Up front, one of the dogs barked. Everyone stopped.

Phillips moved ahead of the pack and joined the handler. The two of them began talking as the spaniel on the end of the leash looked towards a swathe of black on our right. Behind me, the second dog, a German shepherd, was gazing in the same direction as the spaniel, its nose out in front sniffing the air. Phillips turned around and told one of the uniformed officers to shine his flashlight into the undergrowth. A second later, a patch of thick, tangled bush was illuminated beyond two great big chunks of oak tree. No sign of anything. Just tall grass swaying gently in the breeze, and light drizzle passing across the circle of torchlight.

We moved on.

The woods were incredibly dark. The canopy was fully covering the path now, keeping out any brief glimpse of moonlight and any synthetic glow from the street behind us. All we had were six flashlights — two up front, two at the sides, two attached to guns - passing back and forth across the path and what grew at its edges. I should have brought one , I thought. Once again I was relying on other people when the only person I trusted was myself.

A little way down, one of the officers must have seen something reflect back at him. He stopped. About twenty- five feet further along, caught in the light from his torch, I could see the first of the abandoned railway lines, cutting across the trail.

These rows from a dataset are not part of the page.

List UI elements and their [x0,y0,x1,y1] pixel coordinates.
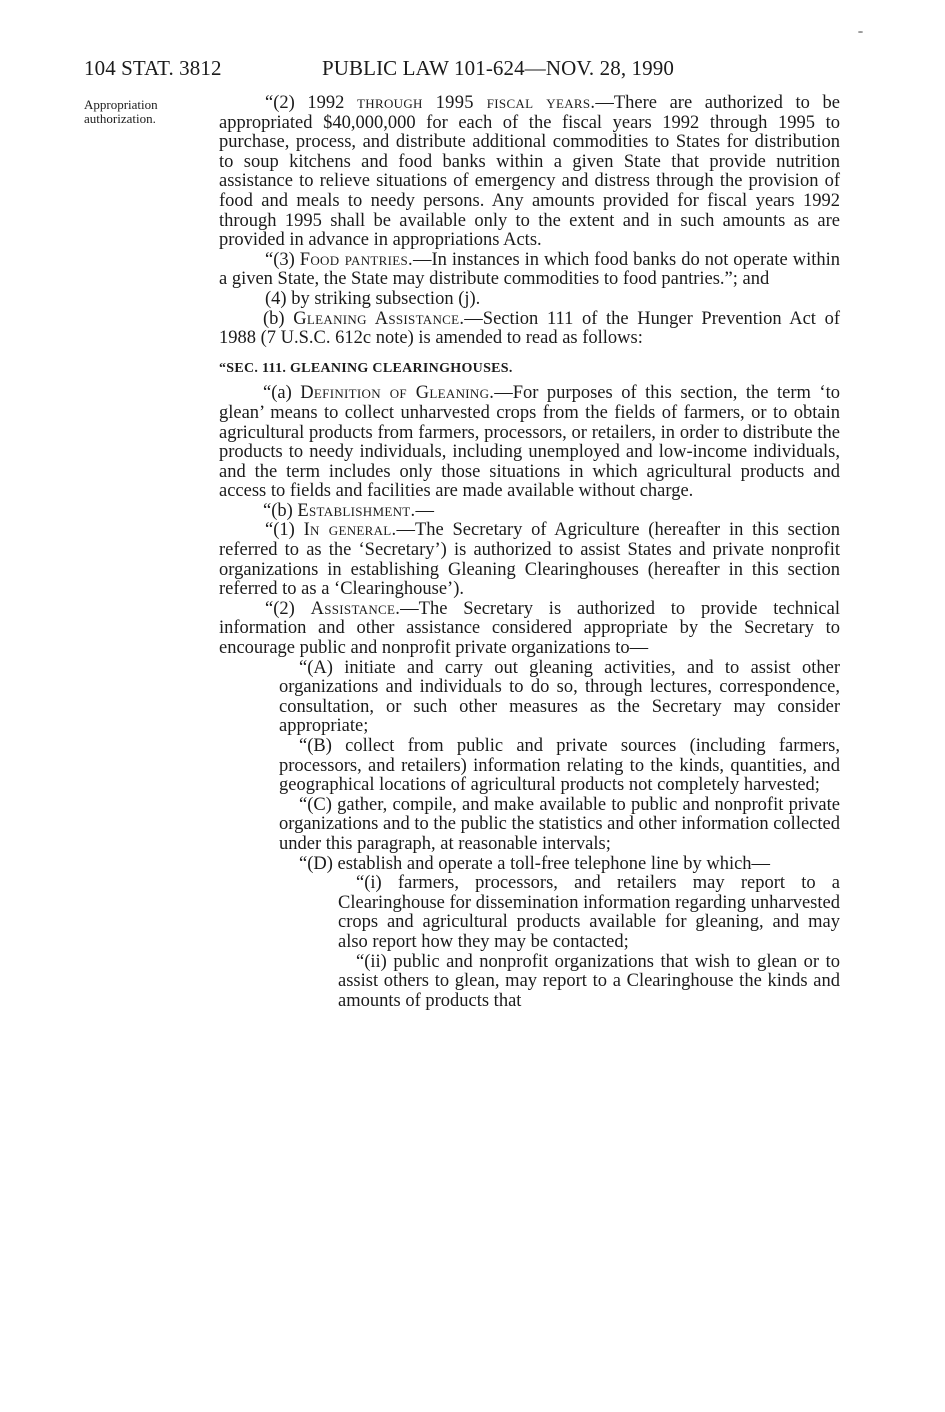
paragraph-lead: “(2) 1992 [265,93,358,113]
public-law-title: PUBLIC LAW 101-624—NOV. 28, 1990 [322,56,674,80]
subparagraph-b: “(B) collect from public and private sources (including farmers, processors, and retailers) information relating to the kinds, quantities, and geographical locations of agricultural products not completely harvested; [279,736,840,796]
paragraph-heading: through 1995 fiscal years. [357,93,596,113]
paragraph-heading: Gleaning Assistance. [293,308,465,329]
paragraph-lead: “(2) [265,598,311,619]
paragraph-lead: “(a) [263,383,301,404]
clause-i: “(i) farmers, processors, and retailers may report to a Clearinghouse for dissemination information regarding unharvested crops and agricultural products available for gleaning, and may also report how they may be contacted; [338,873,840,952]
paragraph-heading: Establishment. [297,500,416,521]
paragraph-text: —The Secretary is authorized to provide technical information and other assistance considered appropriate by the Secretary to encourage public and nonprofit private organizations to— [219,598,840,659]
paragraph-1-in-general [219,521,840,599]
paragraph-text: — [415,500,434,521]
paragraph-text: —For purposes of this section, the term ‘to glean’ means to collect unharvested crops from the fields of farmers, or to obtain agricultural products from farmers, processors, or retailers, in order to distribute the products to needy individuals, including unemployed and low-income individuals, and the term includes only those situations in which agricultural products and access to fields and facilities are made available without charge. [219,383,840,502]
paragraph-heading: Assistance. [310,598,401,619]
paragraph-lead: “(b) [263,500,298,521]
paragraph-2-fiscal-years [219,94,840,251]
paragraph-2-assistance [219,600,840,659]
subparagraph-d: “(D) establish and operate a toll-free telephone line by which— [299,853,771,874]
paragraph-lead: “(1) [265,520,304,541]
paragraph-text: —Section 111 of the Hunger Prevention Act of 1988 (7 U.S.C. 612c note) is amended to read as follows: [219,308,840,349]
subsection-a-definition [219,384,840,502]
paragraph-3-food-pantries [219,251,840,290]
subparagraph-a: “(A) initiate and carry out gleaning activities, and to assist other organizations and individuals to do so, through lectures, correspondence, consultation, or such other measures as the Secretary may consider appropriate; [279,657,840,737]
paragraph-heading: Definition of Gleaning. [300,383,495,404]
statute-text [219,94,840,1011]
margin-note-line: authorization. [84,111,156,126]
margin-note [84,98,158,126]
paragraph-4: (4) by striking subsection (j). [265,288,481,309]
page-header [84,56,674,81]
paragraph-text: —The Secretary of Agriculture (hereafter in this section referred to as the ‘Secretary’) is authorized to assist States and private nonprofit organizations in establishing Gleaning Clearinghouses (hereafter in this section referred to as a ‘Clearinghouse’). [219,520,840,600]
clause-ii: “(ii) public and nonprofit organizations that wish to glean or to assist others to glean, may report to a Clearinghouse the kinds and amounts of products that [338,951,840,1011]
scan-speck [858,31,863,33]
paragraph-heading: In general. [303,520,397,541]
subsection-b-establishment [219,502,840,522]
paragraph-heading: Food pantries. [299,249,413,270]
margin-note-line: Appropriation [84,97,158,112]
paragraph-text: —There are authorized to be appropriated $40,000,000 for each of the fiscal years 1992 through 1995 to purchase, process, and distribute additional commodities to States for distribution to soup kitchens and food banks within a given State that provide nutrition assistance to relieve situations of emergency and distress through the provision of food and meals to needy persons. Any amounts provided for fiscal years 1992 through 1995 shall be available only to the extent and in such amounts as are provided in advance in appropriations Acts. [219,93,840,251]
paragraph-lead: “(3) [265,249,300,270]
paragraph-text: —In instances in which food banks do not operate within a given State, the State may distribute commodities to food pantries.”; and [219,249,840,290]
stat-reference: 104 STAT. 3812 [84,56,222,80]
section-heading: “SEC. 111. GLEANING CLEARINGHOUSES. [219,360,513,376]
paragraph-lead: (b) [263,308,294,329]
subsection-b-gleaning-assistance [219,310,840,349]
subparagraph-c: “(C) gather, compile, and make available to public and nonprofit private organizations and to the public the statistics and other information collected under this paragraph, at reasonable intervals; [279,794,840,854]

We'd been walking for about ten minutes when the dogs started barking again. Both of them this time. They were facing right, into the woods, noses out, eyes fixed on something. Three of the uniformed officers shone their lights into the undergrowth. The trees, leaves, grass and bushes were freeze-framed for a second, rain coming down harder now.

Phillips went up ahead again and chatted to the same handler as before. This time there was no breeze and everyone could hear what they were saying.

'Could it be an animal?' Phillips asked.

'Might be,' came the reply, but the handler didn't sound convinced. The dogs were so highly trained they could smell human blood. They'd been inside collapsed buildings and followed trails to survivors. They could sniff out drugs and guns and explosives. They weren't going to be disturbed by a hedgehog. Everyone was thinking the same, and a couple of them looked to Crane, as if momentarily seeking assurance. He wasn't even turned towards the noise. He just faced ahead, into the darkness.

A couple of the officers carrying torches moved off the path and into the undergrowth as far as they could. Grass fell under their feet and then sprang back up again around them. Beyond the tree trunks, cones of light moved left and right.

'Anything?' Phillips asked from the trail.

'Nothing,' one of them shouted back.

They reappeared about a minute later, dew shining on their trousers and stab vests. Crane looked back at me for a moment and smiled.